Overlooked opportunities
Our obsession with the balance sheet has proven positive in 2006 not least through the targeting of firms where hidden value is overlooked. Nowhere has this been more identifiable than companies boasting significant property assets and crucially, the potential to realise value through the sale of land and buildings to alternative users.

Appreciating assets
Increased hunger for property investment and its inherent characteristics means that companies with ‘real’ assets have, in many cases, seen significant appreciation in their value. The opportunity for us as investors lies in the fact that values are often understated on balance sheets – typically property assets are valued irregularly and their stated value often belies their real worth. Identifying such anomalies takes time and effort, but numerous examples of companies disposing of assets at a significant premium to ‘book value’, not to mention the high incidence of M&A driven fundamentally acquiring firms looking for ‘real’ assets signals that there are gains to be had for the canny investor.

Forecourt for sale
Two areas geared into this theme have been the auto distributors and pub operators, and by selectively building exposure to both we’ve been able to benefit from structural changes in the way each industry is structured and firms within them operate.

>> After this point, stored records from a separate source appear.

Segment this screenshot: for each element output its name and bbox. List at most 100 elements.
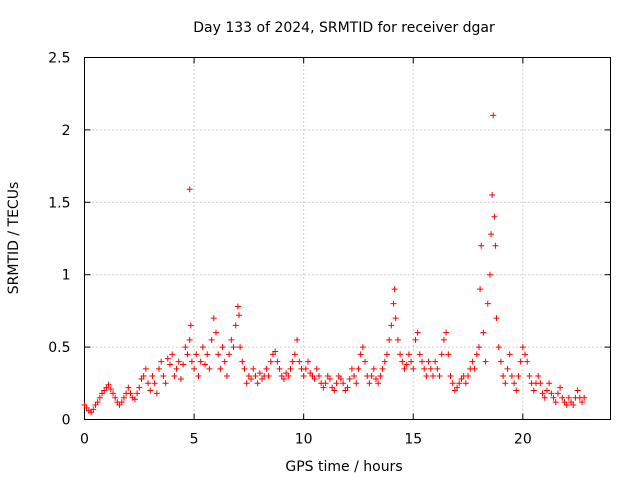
data-point: [432, 358, 439, 365]
data-point: [359, 344, 366, 351]
data-point: [537, 380, 544, 387]
data-point: [565, 394, 572, 401]
grid-layer: [84, 57, 611, 420]
data-point: [449, 380, 456, 387]
point-layer: [81, 112, 588, 416]
data-point: [142, 365, 149, 372]
data-point: [403, 361, 410, 368]
data-point: [392, 315, 399, 322]
data-point: [522, 351, 529, 358]
data-point: [421, 365, 428, 372]
data-point: [440, 336, 447, 343]
x-tick-label: 15: [404, 432, 422, 448]
data-point: [493, 315, 500, 322]
data-point: [535, 373, 542, 380]
data-point: [490, 112, 497, 119]
data-point: [300, 373, 307, 380]
data-point: [191, 365, 198, 372]
data-point: [199, 344, 206, 351]
data-point: [348, 365, 355, 372]
data-point: [388, 322, 395, 329]
data-point: [570, 402, 577, 409]
data-point: [213, 329, 219, 336]
data-point: [500, 373, 507, 380]
data-point: [105, 381, 112, 388]
data-point: [118, 399, 125, 406]
data-point: [236, 312, 243, 319]
data-point: [370, 365, 377, 372]
data-point: [362, 358, 369, 365]
data-point: [383, 351, 390, 358]
data-point: [136, 384, 143, 391]
data-point: [287, 365, 294, 372]
data-point: [302, 365, 309, 372]
data-point: [416, 351, 423, 358]
data-point: [574, 387, 581, 394]
data-point: [252, 373, 259, 380]
data-point: [355, 365, 362, 372]
data-point: [234, 303, 241, 310]
data-point: [438, 351, 445, 358]
data-point: [462, 380, 469, 387]
data-point: [153, 390, 160, 397]
data-point: [265, 373, 272, 380]
data-point: [285, 373, 292, 380]
data-point: [484, 300, 491, 307]
data-point: [405, 351, 412, 358]
data-point: [477, 286, 484, 293]
data-point: [517, 358, 524, 365]
data-point: [559, 394, 566, 401]
data-point: [357, 351, 364, 358]
data-point: [548, 390, 555, 397]
data-point: [368, 373, 375, 380]
data-point: [313, 365, 320, 372]
data-point: [239, 358, 246, 365]
data-point: [397, 351, 404, 358]
data-point: [506, 351, 513, 358]
data-point: [445, 351, 452, 358]
data-point: [511, 380, 518, 387]
data-point: [175, 358, 182, 365]
data-point: [202, 361, 209, 368]
data-point: [436, 373, 443, 380]
data-point: [554, 390, 561, 397]
data-point: [497, 358, 504, 365]
data-point: [289, 358, 296, 365]
data-point: [228, 336, 235, 343]
data-point: [386, 336, 393, 343]
data-point: [162, 380, 169, 387]
data-point: [447, 373, 454, 380]
data-point: [508, 373, 515, 380]
plot-frame: [84, 57, 611, 420]
data-point: [305, 358, 312, 365]
data-point: [344, 384, 351, 391]
data-point: [241, 365, 248, 372]
data-point: [489, 192, 496, 199]
data-point: [171, 373, 178, 380]
data-point: [519, 344, 526, 351]
data-point: [263, 365, 270, 372]
data-point: [180, 361, 187, 368]
data-point: [504, 365, 511, 372]
data-point: [381, 358, 388, 365]
data-point: [429, 373, 436, 380]
data-point: [379, 365, 386, 372]
data-point: [471, 365, 478, 372]
data-point: [423, 373, 430, 380]
data-point: [377, 373, 384, 380]
data-point: [408, 358, 415, 365]
data-point: [340, 380, 347, 387]
data-point: [107, 386, 114, 393]
data-point: [140, 373, 147, 380]
data-point: [476, 344, 482, 351]
data-point: [120, 394, 127, 401]
data-point: [164, 355, 171, 362]
data-point: [276, 365, 283, 372]
data-point: [425, 358, 432, 365]
data-point: [158, 358, 165, 365]
data-point: [272, 348, 279, 355]
data-point: [219, 344, 226, 351]
data-point: [480, 329, 487, 336]
data-point: [353, 380, 360, 387]
data-point: [322, 380, 329, 387]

Many firms in the pubs industry for example have been looking to realise the worth of their property assets, either selling properties for conversion to alternative uses, often residential, or foregoing freehold rights in order to generate cash to reinvest elsewhere in the business. Indeed, in an industry rife with consolidation those with attractive assets often find themselves subject of approaches – Greene King’s acquisition of Hardys & Hanson, was partly triggered by the tempting nature of the latter’s property assets.

The auto distributors are another area typically characterised by ‘real’ attractive assets, and one where fundamental changes mean firms are increasingly keen to unlock their latent value. Recent European Union regulations have improved the position of car distributors relative to the manufacturers, meaning that there is less emphasis on them owning their own property assets. In turn many firms have looked to expand through acquisition and a strategy of identifying those ripe for consolidation has proven to be a profitable strategy in recent months. We held Pendragon who bought Reg Vardy and hold European Motor Holdings (which recently became subject of a bid).

Real long-term potential
Whilst we don’t foresee these trends carrying on indefinitely we do expect an appreciation of ‘real’ assets to remain an important element of successful investing. One area of interest is the roll out of REIT legislation in the UK, particularly if firms with significant property assets are able to organise themselves into distinct operational and property companies – further increasing their strategic options. This will not be a fast process but it is clear from our recent meetings with management within the pub and car retailing industry that a number of companies are monitoring the situation very closely.